Meaningful conversations are not always easy, but they are an investment. There’s no guarantee of having the right conversation, at the right time, in the right way – we’re human after all.  

Here’s a few tips on having effective conversations in your workplace.  A great way to remember these is with REAL: 

Reason for the conversation 

  • Start by getting clear about the purpose of the conversation and what you want to achieve 
  • Recognise how you feel about having this conversation and what preparation you might need to do beforehand 
  • Communicate with the other person why you’re having the conversation so that everyone can get on the same page from the beginning, rather than wandering aimlessly through a conversation wondering when you’ll arrive at the destination. 
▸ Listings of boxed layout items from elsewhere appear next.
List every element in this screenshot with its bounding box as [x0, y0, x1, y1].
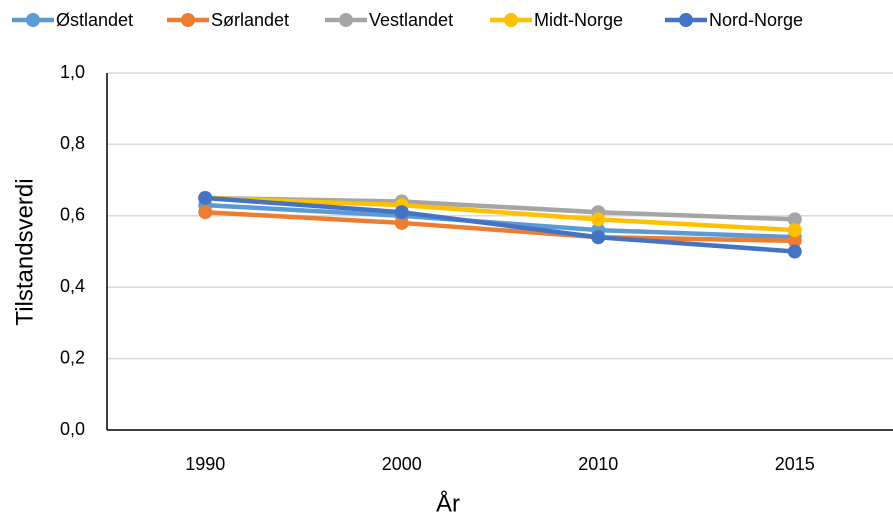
data-point	[591, 212, 606, 227]
data-point	[394, 205, 409, 220]
legend-label: Midt-Norge	[534, 10, 623, 30]
y-axis-title: Tilstandsverdi	[11, 178, 38, 325]
data-point	[787, 233, 802, 248]
x-tick-label: 1990	[185, 454, 225, 474]
legend-marker	[679, 13, 693, 27]
x-tick-label: 2010	[578, 454, 618, 474]
legend-label: Vestlandet	[369, 10, 453, 30]
data-point	[787, 212, 802, 227]
series-line	[205, 202, 795, 240]
data-point	[198, 190, 213, 205]
legend-marker	[181, 13, 195, 27]
y-tick-label: 1,0	[60, 62, 85, 82]
x-tick-label: 2015	[775, 454, 815, 474]
data-point	[198, 205, 213, 220]
y-tick-label: 0,6	[60, 205, 85, 225]
data-point	[591, 230, 606, 245]
legend-marker	[26, 13, 40, 27]
y-tick-label: 0,8	[60, 133, 85, 153]
y-tick-label: 0,0	[60, 419, 85, 439]
data-point	[787, 244, 802, 259]
legend-marker	[339, 13, 353, 27]
x-axis-title: År	[436, 489, 460, 517]
data-point	[787, 223, 802, 238]
y-tick-label: 0,4	[60, 276, 85, 296]
legend-label: Nord-Norge	[709, 10, 803, 30]
legend-label: Østlandet	[56, 10, 133, 30]
legend-label: Sørlandet	[211, 10, 289, 30]
series-line	[205, 195, 795, 254]
series-line	[205, 195, 795, 233]
y-tick-label: 0,2	[60, 347, 85, 367]
data-point	[394, 215, 409, 230]
x-tick-label: 2000	[382, 454, 422, 474]
series-line	[205, 209, 795, 244]
legend-marker	[504, 13, 518, 27]
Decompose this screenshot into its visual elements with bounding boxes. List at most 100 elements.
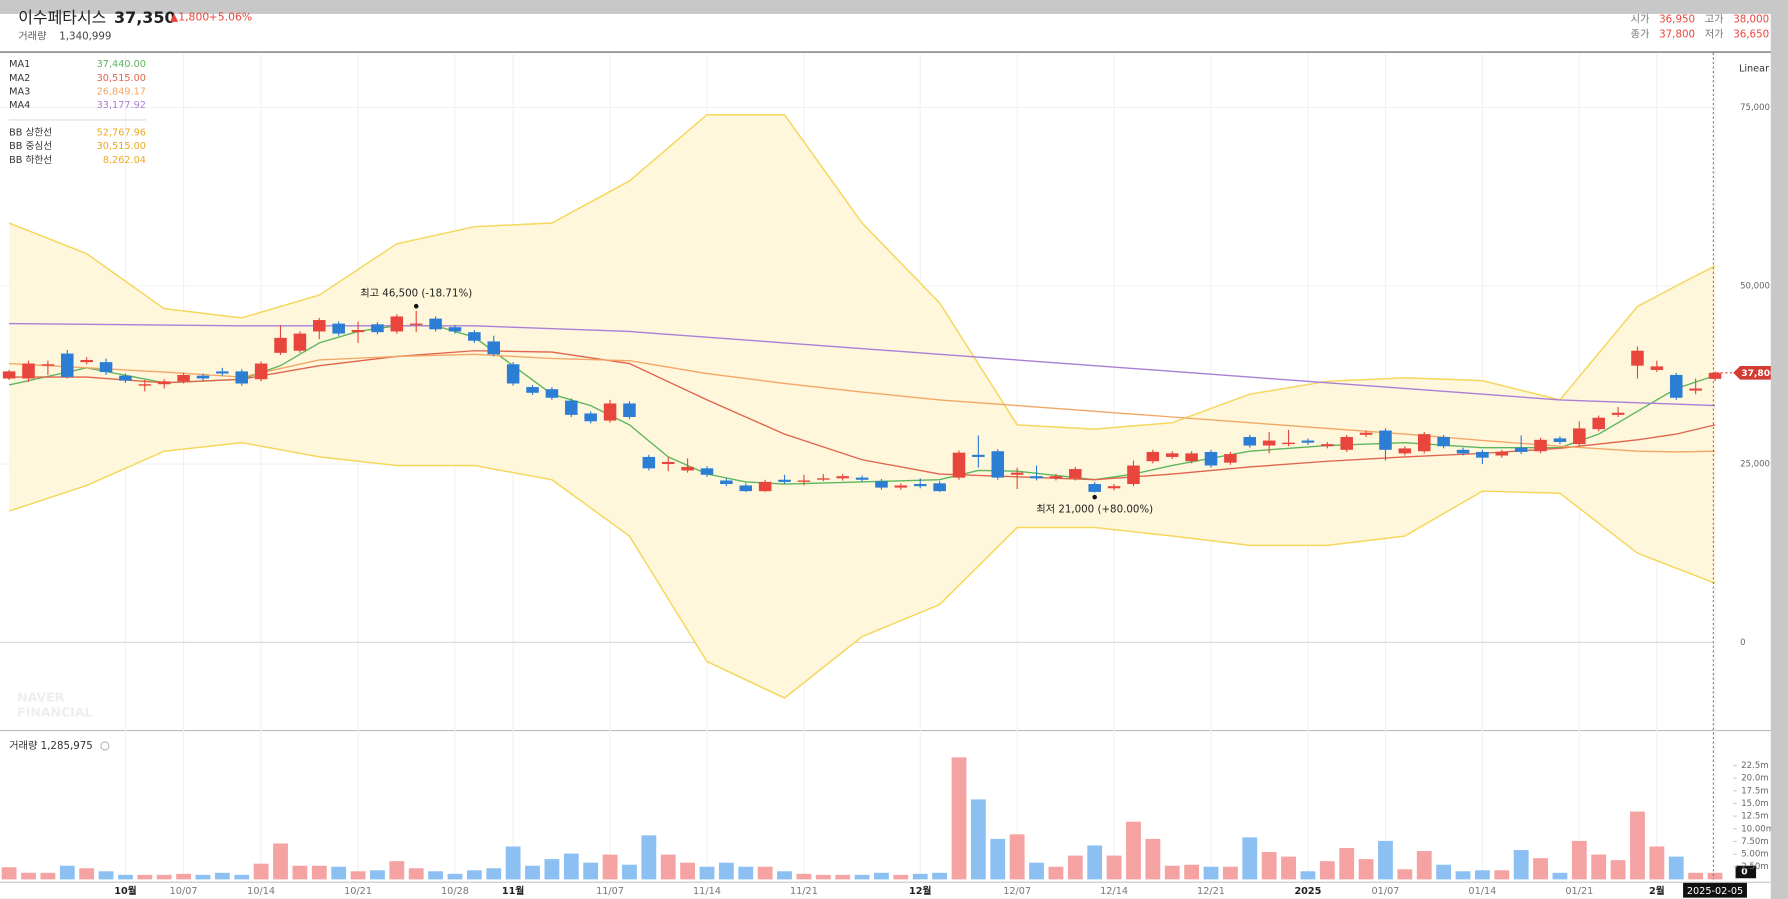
candle-body xyxy=(1282,442,1295,445)
candle-body xyxy=(313,320,326,332)
x-tick-label: 10/21 xyxy=(344,886,372,897)
candle-body xyxy=(1224,454,1237,463)
volume-bar xyxy=(486,868,502,880)
candle-body xyxy=(1708,372,1722,379)
x-tick-label: 12월 xyxy=(909,885,931,897)
candle-body xyxy=(293,333,307,351)
candle-body xyxy=(61,353,74,378)
candle-body xyxy=(855,477,869,480)
volume-bar xyxy=(447,873,463,880)
x-tick-label: 2025-02-05 xyxy=(1687,886,1743,897)
window-edge xyxy=(1770,0,1788,899)
annotation-dot xyxy=(1092,494,1097,500)
x-tick-label: 11/07 xyxy=(596,886,624,897)
candle-body xyxy=(429,318,442,330)
volume-bar xyxy=(796,873,812,880)
volume-bar xyxy=(1222,866,1238,880)
volume-bar xyxy=(331,866,347,880)
overlay-line xyxy=(9,350,1716,481)
x-tick-label: 10/07 xyxy=(170,886,198,897)
volume-bar xyxy=(1630,811,1645,880)
x-label-box xyxy=(1683,882,1747,898)
x-tick-label: 01/14 xyxy=(1468,886,1496,897)
volume-bar xyxy=(757,866,773,880)
y-tick-label: 0 xyxy=(1741,867,1747,877)
legend-value: 52,767.96 xyxy=(97,127,146,138)
candle-body xyxy=(661,461,675,465)
plot-layer: 10월 10/07 10/14 10/21 10/28 11월 11/07 11/14 11/2… xyxy=(0,52,1776,898)
x-tick-label: 12/14 xyxy=(1100,886,1128,897)
volume-bar xyxy=(1513,850,1529,880)
open-label: 시가 xyxy=(1631,14,1650,26)
settings-icon[interactable] xyxy=(100,741,110,751)
overlay-line xyxy=(8,113,1716,430)
candle-body xyxy=(933,483,946,492)
low-label: 저가 xyxy=(1705,28,1724,40)
volume-bar xyxy=(389,861,405,880)
candle-body xyxy=(991,451,1005,478)
candle-body xyxy=(80,359,93,363)
legend-name: MA2 xyxy=(9,73,30,84)
high-label: 고가 xyxy=(1705,14,1724,26)
legend-value: 33,177.92 xyxy=(97,100,146,111)
volume-bar xyxy=(563,853,579,880)
x-tick-label: 11월 xyxy=(502,885,524,897)
legend-name: MA4 xyxy=(9,100,30,111)
volume-bar xyxy=(1319,861,1335,880)
candle-body xyxy=(2,371,16,379)
y-tick-label: 50,000 xyxy=(1740,281,1770,291)
volume-bar xyxy=(1067,855,1083,880)
volume-bar xyxy=(1164,865,1180,880)
candle-body xyxy=(41,364,55,366)
legend-value: 30,515.00 xyxy=(97,73,146,84)
y-tick-label: 7.50m xyxy=(1741,837,1768,847)
candle-body xyxy=(1456,449,1470,454)
candle-body xyxy=(1107,486,1121,489)
volume-bar xyxy=(583,862,599,880)
candle-body xyxy=(1010,472,1024,475)
candle-body xyxy=(99,362,113,373)
candle-body xyxy=(1243,436,1257,446)
volume-bar xyxy=(1261,852,1277,880)
candle-body xyxy=(1650,366,1664,370)
x-tick-label: 01/07 xyxy=(1372,886,1400,897)
candle-body xyxy=(1573,428,1586,445)
candle-body xyxy=(1204,451,1218,466)
y-tick-label: 75,000 xyxy=(1740,103,1770,113)
candle-body xyxy=(565,400,578,415)
volume-bar xyxy=(1571,840,1587,880)
candle-body xyxy=(1476,451,1489,458)
scale-toggle[interactable]: Linear xyxy=(1739,64,1769,75)
candle-body xyxy=(1359,432,1373,435)
volume-bar xyxy=(1339,848,1355,880)
volume-bar xyxy=(350,871,366,880)
volume-bar xyxy=(137,874,153,880)
volume-bar xyxy=(370,870,385,880)
volume-bar xyxy=(544,859,560,880)
stock-name: 이수페타시스 xyxy=(18,8,106,27)
annotation-label: 최저 21,000 (+80.00%) xyxy=(1036,504,1153,516)
watermark: FINANCIAL xyxy=(17,704,92,719)
volume-bar xyxy=(1707,872,1723,880)
volume-bar xyxy=(718,862,734,880)
overlay-line xyxy=(9,353,1716,453)
volume-bar xyxy=(893,874,909,880)
candle-body xyxy=(1534,439,1547,452)
candle-body xyxy=(468,332,481,341)
volume-bar xyxy=(660,854,676,880)
candle-body xyxy=(1553,438,1567,442)
volume-bar xyxy=(641,835,657,880)
y-tick-label: 12.5m xyxy=(1741,812,1768,822)
volume-bar xyxy=(1184,864,1200,880)
volume-bar xyxy=(932,872,948,880)
volume-bar xyxy=(1494,870,1510,880)
candle-body xyxy=(351,330,365,333)
y-tick-label: 22.5m xyxy=(1741,761,1768,771)
low-value: 36,650 xyxy=(1733,28,1769,40)
volume-bar xyxy=(1610,860,1626,880)
legend-value: 37,440.00 xyxy=(97,59,146,70)
volume-bar xyxy=(680,862,696,880)
volume-bar xyxy=(214,872,230,880)
candle-body xyxy=(1049,476,1063,479)
volume-bar xyxy=(1416,851,1432,880)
Engage with the other person 

  • Adopt a curiosity mindset so that you’re in the conversation to learn and understand.  
  • Bring the other person into the conversation by asking questions that are open and provide the space for the person to respond. 
  • Really listen. Don’t just wait to talk. Be present and practice mindfulness in the conversation. Giving someone your full attention is the greatest form of respect in a conversation.  

Aim for understanding 

  • Aim for understanding, rather than being understood. Communicate what the other person needs to hear, rather than what you want to tell them – there can be a significant difference.  
  • Before, during and after the conversation, consider what the other person’s perspective might be and ask yourself ‘how might they feel about this’ or ‘what are they likely to think about this’? Empathy creates connection.  
  • Check in throughout the conversation to ensure that you understand them, and they understand you. Ensure that at the end of the conversation you both understand what, if anything, needs action.  

Learn through reflection 

  • We learn through reflecting on experience. Each conversation is an opportunity to learn about ourselves, others and leadership.  
  • Take a few moments to reflect on the conversation by considering what went well, what you would do differently next time, and whether there is any follow up required?  
  • Reflection is our greatest learning tool so don’t keep it to yourself. Ask your team at the end of a meeting or conversation what they thought. Create a habit of reflection.  

Real conversations get us real outcomes. They build connection, understanding and insight. Next time you’re having a meaningful conversation, be conscious of these four elements and see what the experience and outcome is like. Our conversations are far more than just what we say.  

Be brave enough to start a conversation that matters – Margaret Wheatley.